I am trying to analyze a Monty Hall question with four doors (3 goats, 1 car) just so I can then apply the problem with n doors.
I applied Bayes' theorem, calculated the probabilities and am trying to do an expected value analysis. In order to do so, I am looking at every option a player of the game has but when I add up the probabilities, it gets a result greater than 1.

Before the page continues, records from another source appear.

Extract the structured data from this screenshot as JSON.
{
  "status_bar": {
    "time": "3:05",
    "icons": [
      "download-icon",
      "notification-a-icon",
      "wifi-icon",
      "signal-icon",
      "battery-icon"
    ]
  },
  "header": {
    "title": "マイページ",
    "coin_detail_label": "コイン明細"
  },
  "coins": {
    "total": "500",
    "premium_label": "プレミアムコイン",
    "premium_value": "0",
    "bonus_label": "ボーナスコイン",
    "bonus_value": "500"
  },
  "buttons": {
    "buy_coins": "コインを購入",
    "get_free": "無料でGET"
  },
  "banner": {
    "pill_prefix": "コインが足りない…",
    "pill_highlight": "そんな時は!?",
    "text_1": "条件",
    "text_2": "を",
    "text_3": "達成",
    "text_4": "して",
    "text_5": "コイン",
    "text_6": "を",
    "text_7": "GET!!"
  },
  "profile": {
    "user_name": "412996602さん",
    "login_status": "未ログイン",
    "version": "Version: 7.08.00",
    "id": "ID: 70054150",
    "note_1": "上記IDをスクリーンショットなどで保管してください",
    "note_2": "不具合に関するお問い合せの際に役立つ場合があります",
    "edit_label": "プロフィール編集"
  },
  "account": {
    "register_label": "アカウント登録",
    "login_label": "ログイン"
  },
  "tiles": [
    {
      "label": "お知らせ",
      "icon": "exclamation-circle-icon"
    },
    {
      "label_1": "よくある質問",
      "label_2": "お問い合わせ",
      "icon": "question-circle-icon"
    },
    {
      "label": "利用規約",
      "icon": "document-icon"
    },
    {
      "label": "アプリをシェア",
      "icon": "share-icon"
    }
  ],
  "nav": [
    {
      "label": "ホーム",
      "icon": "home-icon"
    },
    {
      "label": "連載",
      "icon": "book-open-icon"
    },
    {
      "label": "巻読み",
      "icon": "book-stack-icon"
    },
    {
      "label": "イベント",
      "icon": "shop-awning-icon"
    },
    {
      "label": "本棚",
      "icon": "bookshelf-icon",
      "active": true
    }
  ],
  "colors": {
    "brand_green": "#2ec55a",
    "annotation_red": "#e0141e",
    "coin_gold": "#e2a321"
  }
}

What I have so far (assuming only one goat is revealed):
You have a 1/4 chance of winning without switching, 3/8 if you win and switch, 3/8 if you lose after switching. I confirmed this answer with @Just_a_fool response here. However, shouldn't Just_a_fool also take in consideration the change of losing without switching (3/4 chance) in order to get every outcome? The problem with that is the probability adds up to 1.75. Am I missing something? Any help would be greatly appreciated!
Best Answer
First of all, the chance of not getting the price when switching is $\frac{5}{8}$, rather than $\frac{3}{8}$, since there is a $\frac{1}{4}$ chance the price is behind the door you chose initially, and there is a $\frac{3}{8}$ chance that it is the other of the two doors that you pick from when switching, so $P(Lose|Switch)=\frac{1}{4}+\frac{3}{8}=\frac{5}{8}$
As such, you have that $P(Win|Switch)=\frac{3}{8}$, and $P(Lose|Switch)=\frac{5}{8}$, which adds up to $1$ ... as it should: when you switch, you either win or lose!
You also have that $P(Lose|Stay)=\frac{3}{4}$ and $P(Win|Stay)=\frac{1}{4}$, which also adds up to $1$ .. as it should: when you stay, you either win or lose!
But you are adding up $P(Win|Switch)+P(Lose|Switch)+P(Lose|Stay)+P(Win|Stay)$ ... and are surprised that this is greater than $1$ ....
Well, you shouldn't, because that should add up to $2$, not $1$. And, as we saw already, you got $1.75$ because you didn't get $P(Lose|Switch)$ correct.